Rules engines have not been widely used, and in my shortsighted humble opinion, it is because they are bulky, non-intuitive and put a performance hit on applications. However, I may have an algorithm for a rules engines that rocks.

Consider the following code. It is part of the The Rule Interchange Format (RIF) which is the W3C Recommendation:

Prefix(ex )

(* ex:rule_1 *)

Forall ?customer ?purchasesYTD (

If And( ?customer#ex:Customer

?customer[ex:purchasesYTD->?purchasesYTD]

External(pred:numeric-greater-than(?purchasesYTD 5000)) )

Then Do( Modify(?customer[ex:status->"Gold"]) ) )

The RIF is entirely based on "If ..... (some condition) .... then .... (do this)". What this bit of Rules Interchange Code does, is for a commercial entity to check each customer's year-to-date purchases and if they are greater than $5,000, then upgrade their status to "Gold".

The thought struck me, that one could have a rules engine that operated directly on the database.

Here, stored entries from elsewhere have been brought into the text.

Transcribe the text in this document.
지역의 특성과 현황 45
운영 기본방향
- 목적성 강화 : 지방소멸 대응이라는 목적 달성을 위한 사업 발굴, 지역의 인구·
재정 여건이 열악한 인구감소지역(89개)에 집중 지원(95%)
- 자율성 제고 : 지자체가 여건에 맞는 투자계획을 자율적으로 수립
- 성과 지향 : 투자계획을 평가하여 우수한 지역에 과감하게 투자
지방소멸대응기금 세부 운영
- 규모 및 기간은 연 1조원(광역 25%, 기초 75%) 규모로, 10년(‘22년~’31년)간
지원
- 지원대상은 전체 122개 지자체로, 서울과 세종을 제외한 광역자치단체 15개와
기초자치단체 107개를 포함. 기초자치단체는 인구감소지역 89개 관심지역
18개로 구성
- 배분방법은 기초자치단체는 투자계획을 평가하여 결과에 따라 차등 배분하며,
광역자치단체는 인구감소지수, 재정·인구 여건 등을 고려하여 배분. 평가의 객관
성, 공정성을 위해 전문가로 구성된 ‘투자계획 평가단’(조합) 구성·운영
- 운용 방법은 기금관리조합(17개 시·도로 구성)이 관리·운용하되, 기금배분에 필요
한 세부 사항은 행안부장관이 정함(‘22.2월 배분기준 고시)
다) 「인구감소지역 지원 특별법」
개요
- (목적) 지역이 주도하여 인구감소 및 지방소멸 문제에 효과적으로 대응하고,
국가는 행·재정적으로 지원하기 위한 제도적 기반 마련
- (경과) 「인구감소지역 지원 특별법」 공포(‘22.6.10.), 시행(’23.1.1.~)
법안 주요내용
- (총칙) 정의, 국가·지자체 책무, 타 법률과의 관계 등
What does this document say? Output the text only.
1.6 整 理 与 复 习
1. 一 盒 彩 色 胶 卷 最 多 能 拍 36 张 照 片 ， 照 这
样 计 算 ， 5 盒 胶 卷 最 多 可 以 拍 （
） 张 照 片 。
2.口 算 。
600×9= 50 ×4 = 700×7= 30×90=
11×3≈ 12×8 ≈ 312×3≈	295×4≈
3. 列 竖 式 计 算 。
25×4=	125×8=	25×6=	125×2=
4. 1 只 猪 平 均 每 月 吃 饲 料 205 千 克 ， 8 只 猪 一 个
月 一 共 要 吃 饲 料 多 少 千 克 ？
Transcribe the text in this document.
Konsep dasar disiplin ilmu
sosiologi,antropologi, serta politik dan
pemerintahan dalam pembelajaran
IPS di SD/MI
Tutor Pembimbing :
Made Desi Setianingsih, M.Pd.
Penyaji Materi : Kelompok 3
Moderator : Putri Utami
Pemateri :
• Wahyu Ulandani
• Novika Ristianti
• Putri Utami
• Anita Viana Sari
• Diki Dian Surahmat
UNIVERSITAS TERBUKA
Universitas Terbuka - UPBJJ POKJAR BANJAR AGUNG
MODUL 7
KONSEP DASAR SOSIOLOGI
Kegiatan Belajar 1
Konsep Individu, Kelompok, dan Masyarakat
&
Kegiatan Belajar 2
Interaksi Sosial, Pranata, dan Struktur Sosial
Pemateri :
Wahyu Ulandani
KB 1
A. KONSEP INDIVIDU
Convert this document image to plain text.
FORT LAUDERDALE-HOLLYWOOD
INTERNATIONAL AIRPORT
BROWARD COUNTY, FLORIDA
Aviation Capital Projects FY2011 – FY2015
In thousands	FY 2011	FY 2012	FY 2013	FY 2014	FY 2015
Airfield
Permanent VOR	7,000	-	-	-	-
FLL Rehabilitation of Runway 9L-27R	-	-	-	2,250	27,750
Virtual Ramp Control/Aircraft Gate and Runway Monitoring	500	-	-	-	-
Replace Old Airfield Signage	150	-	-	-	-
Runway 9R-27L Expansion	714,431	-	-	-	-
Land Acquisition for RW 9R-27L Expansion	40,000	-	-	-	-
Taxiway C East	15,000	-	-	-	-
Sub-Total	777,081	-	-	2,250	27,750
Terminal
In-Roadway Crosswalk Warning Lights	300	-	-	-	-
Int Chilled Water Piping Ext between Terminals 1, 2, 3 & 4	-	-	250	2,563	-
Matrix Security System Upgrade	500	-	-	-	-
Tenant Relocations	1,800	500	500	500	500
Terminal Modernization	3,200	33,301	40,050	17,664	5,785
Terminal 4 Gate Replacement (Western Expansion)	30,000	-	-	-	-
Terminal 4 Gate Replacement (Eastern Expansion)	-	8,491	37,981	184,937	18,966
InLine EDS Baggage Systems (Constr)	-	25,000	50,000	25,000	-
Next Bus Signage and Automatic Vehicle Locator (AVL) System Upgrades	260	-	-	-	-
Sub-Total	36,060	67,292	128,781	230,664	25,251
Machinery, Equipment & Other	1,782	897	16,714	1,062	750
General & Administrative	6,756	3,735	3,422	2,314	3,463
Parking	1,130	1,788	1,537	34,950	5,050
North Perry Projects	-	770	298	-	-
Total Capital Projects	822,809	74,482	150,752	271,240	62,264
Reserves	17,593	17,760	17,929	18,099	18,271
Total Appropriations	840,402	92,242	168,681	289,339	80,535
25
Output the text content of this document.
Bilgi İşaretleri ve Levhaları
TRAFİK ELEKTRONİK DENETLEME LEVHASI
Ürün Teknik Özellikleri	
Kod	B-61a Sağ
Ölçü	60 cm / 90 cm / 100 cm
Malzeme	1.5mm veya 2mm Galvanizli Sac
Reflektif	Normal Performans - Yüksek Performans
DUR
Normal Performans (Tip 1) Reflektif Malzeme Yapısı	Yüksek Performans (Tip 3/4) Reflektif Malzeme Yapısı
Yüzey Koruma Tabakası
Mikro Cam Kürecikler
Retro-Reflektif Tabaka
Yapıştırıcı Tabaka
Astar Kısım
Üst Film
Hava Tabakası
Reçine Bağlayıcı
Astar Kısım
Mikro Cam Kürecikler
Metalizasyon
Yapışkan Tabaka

It would parse the RIF language and automagically convert it to SQL. (I will race you to the patent office on this idea).

My rules engine would create an SQL statement that would create a cursor with "Select * from CustomerTable where "YearToDate" total > '5000.00'. Then I would loop through the cursor and update the status to gold.

The great thing about this, is that this rules engine that rocks, would revolutionize data-mining and database reporting. The more that I think about it, the more that I am convinced that this could be the NEXT BIG THING in data mining.

And as for the Semantic Web, in my opinion it is a no-go. Who is going to mark-up a few billion pages that are already out there? Also the entire history of the Internet won't be re-worked so it will be useless to the semantic web. I see this function being done at a single point at the web server level, which will have context engines to recognize stuff and mark up the page as they serve it up. Now that is a workable plan.

I'd write more on this, but I have to open up an IDE and test this rules engine idea. Later.